Kirhoff's voltage law is sometimes rendered as, "the sum of the voltage drops around a loop is zero." For a bit of charge starting at point B and going around loop 1, the voltage rises through the power supply, drops through resistor R1, and drops through resistor R3, if the reference direction for R3 is seen as positive at point A and negative at point B. The voltage rise through the power supply V1 can be described as a negative voltage drop, so V1 appears as a negative term.
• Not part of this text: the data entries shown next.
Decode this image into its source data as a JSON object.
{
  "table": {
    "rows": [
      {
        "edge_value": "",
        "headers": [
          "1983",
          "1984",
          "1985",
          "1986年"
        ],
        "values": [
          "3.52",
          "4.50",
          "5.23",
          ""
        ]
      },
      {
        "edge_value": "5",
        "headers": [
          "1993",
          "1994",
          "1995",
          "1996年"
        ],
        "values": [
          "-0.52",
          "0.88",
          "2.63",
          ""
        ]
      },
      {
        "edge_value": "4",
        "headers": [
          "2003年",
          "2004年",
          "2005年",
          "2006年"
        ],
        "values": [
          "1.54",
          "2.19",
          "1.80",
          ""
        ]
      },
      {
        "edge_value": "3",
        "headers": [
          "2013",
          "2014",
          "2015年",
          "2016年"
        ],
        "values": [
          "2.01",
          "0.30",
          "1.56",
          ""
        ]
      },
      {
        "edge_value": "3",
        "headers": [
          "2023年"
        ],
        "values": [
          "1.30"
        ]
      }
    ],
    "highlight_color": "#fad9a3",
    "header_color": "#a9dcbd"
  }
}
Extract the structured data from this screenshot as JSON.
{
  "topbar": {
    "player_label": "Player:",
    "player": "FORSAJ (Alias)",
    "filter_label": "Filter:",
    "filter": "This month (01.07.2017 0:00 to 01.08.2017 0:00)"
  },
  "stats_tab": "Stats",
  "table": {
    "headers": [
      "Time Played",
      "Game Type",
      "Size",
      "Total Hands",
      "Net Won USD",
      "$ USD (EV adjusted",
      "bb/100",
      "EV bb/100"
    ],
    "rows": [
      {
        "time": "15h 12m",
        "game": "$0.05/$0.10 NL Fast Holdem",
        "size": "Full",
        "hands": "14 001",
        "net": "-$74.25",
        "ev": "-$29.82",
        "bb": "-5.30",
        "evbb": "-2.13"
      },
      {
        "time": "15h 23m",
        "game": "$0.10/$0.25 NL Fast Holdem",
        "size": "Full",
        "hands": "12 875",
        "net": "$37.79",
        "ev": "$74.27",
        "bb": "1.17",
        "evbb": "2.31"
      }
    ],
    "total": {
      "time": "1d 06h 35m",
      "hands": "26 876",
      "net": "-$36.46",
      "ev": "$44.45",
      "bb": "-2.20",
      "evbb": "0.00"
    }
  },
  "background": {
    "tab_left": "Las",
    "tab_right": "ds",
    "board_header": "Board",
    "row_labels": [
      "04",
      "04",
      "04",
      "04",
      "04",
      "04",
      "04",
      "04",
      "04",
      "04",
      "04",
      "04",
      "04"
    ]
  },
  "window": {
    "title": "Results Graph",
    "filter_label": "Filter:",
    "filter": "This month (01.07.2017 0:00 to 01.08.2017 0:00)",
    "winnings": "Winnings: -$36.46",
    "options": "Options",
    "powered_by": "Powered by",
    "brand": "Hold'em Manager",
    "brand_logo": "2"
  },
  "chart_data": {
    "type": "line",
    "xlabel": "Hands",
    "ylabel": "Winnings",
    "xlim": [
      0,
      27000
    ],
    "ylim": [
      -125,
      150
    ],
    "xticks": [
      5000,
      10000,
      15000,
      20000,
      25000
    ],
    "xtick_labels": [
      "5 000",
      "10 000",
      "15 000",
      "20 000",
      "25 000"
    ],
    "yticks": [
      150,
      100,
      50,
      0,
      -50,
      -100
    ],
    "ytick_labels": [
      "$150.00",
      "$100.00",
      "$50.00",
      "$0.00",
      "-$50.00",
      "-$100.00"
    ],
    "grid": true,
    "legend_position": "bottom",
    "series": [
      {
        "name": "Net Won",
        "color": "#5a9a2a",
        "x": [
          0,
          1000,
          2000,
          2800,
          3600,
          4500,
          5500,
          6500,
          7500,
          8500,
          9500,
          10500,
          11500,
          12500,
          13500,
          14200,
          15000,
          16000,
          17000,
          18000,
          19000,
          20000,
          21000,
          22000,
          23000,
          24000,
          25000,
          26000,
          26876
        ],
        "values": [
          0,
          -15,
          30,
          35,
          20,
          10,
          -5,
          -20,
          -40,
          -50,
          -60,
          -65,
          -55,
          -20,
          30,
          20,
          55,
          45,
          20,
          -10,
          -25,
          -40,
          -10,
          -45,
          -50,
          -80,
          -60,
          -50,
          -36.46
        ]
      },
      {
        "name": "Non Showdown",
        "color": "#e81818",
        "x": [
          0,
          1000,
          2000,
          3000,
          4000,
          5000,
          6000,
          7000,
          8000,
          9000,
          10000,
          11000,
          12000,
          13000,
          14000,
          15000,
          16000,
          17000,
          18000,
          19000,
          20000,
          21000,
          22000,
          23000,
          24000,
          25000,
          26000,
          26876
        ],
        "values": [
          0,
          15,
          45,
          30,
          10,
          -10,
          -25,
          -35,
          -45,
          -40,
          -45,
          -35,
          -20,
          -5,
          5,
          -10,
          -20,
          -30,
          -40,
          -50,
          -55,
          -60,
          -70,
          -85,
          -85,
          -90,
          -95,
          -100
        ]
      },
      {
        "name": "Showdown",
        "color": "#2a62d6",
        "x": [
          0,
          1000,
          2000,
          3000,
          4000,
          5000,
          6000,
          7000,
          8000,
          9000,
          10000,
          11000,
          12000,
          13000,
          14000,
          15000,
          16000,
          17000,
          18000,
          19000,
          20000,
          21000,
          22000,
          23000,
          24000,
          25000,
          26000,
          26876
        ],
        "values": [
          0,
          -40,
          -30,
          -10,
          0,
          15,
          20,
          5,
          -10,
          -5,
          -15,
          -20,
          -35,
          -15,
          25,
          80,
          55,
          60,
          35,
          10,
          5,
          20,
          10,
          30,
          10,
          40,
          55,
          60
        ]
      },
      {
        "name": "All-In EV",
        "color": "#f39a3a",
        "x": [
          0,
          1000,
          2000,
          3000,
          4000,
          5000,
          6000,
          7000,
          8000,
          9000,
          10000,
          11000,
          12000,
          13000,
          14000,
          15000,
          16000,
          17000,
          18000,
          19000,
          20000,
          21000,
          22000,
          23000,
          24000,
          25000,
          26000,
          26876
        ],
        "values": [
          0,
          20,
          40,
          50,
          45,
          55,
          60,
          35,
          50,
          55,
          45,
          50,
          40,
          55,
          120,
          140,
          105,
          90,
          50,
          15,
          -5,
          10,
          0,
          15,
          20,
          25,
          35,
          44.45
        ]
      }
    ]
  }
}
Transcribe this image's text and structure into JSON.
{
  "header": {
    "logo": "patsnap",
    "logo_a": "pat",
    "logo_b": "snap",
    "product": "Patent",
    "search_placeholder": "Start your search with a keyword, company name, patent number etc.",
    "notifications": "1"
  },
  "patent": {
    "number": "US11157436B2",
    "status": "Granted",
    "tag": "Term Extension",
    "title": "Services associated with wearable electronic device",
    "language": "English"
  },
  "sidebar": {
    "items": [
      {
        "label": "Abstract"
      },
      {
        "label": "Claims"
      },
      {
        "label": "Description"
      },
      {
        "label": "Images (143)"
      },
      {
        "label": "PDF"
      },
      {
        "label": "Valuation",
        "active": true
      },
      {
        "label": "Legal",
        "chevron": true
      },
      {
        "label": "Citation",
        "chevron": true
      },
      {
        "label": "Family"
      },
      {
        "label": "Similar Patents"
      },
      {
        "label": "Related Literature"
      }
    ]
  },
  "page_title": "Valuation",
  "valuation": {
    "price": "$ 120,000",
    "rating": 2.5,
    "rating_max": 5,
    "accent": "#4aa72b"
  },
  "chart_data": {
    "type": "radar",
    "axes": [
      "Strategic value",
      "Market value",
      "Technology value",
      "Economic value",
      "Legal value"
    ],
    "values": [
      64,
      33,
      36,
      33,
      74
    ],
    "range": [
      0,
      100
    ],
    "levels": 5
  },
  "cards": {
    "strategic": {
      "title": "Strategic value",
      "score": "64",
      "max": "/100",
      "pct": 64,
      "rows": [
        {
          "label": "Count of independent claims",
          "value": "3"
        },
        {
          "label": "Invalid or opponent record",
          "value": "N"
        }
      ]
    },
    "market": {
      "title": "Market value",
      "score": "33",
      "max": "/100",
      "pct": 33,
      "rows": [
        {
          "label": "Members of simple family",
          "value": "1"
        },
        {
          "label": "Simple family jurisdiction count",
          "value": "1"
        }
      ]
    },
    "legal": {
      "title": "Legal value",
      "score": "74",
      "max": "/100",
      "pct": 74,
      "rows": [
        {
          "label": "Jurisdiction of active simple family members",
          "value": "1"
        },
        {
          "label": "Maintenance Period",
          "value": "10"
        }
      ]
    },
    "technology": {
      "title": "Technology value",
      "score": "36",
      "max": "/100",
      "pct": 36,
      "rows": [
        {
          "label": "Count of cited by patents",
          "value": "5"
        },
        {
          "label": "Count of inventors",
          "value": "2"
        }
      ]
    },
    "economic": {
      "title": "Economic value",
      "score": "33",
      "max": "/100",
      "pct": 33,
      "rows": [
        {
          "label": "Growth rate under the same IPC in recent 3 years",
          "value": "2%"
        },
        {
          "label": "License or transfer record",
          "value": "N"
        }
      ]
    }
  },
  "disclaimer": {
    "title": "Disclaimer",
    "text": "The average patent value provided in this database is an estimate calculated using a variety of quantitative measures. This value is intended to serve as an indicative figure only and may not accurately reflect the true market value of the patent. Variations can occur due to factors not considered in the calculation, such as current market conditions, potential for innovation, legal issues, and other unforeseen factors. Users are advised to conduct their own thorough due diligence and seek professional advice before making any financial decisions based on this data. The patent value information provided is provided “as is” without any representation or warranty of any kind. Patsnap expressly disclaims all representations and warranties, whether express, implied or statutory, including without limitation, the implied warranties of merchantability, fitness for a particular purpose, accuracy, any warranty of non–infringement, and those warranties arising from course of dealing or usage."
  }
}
I note that there's a discrepancy between the drawing and the equation you posted,
Bennington:
-V+Vr1+Vr3=0
Each resistor in the drawing has a polarity marker indicating the reference direction for the voltage across it. R3's polarity marker is at point B. Traveling aroung loop 1, the voltage across R3 comes up as a voltage rise rather than a voltage drop, so I'd expect to see its appearance in the equation as negative, like this:
-V1 + VR2 - VR3 = 0
The sign of VR3 works itself out by how the current is represented: The voltage across the resistor is the resistance multiplied by the current entering the polarity mark. In this case, that's R3 * (I2 - I1). I1 appears as a negative term because the reference direction for I1 shown in the drawing enters the other end of the resistor. That's the opposite of the signs of the two loop currents shown in your post:
Vr3=(I1-I2)R3
so, the math in your post is consistent. It's just not entirely consistent with the reference directions for voltage shown in the drawing.
Edit: clarity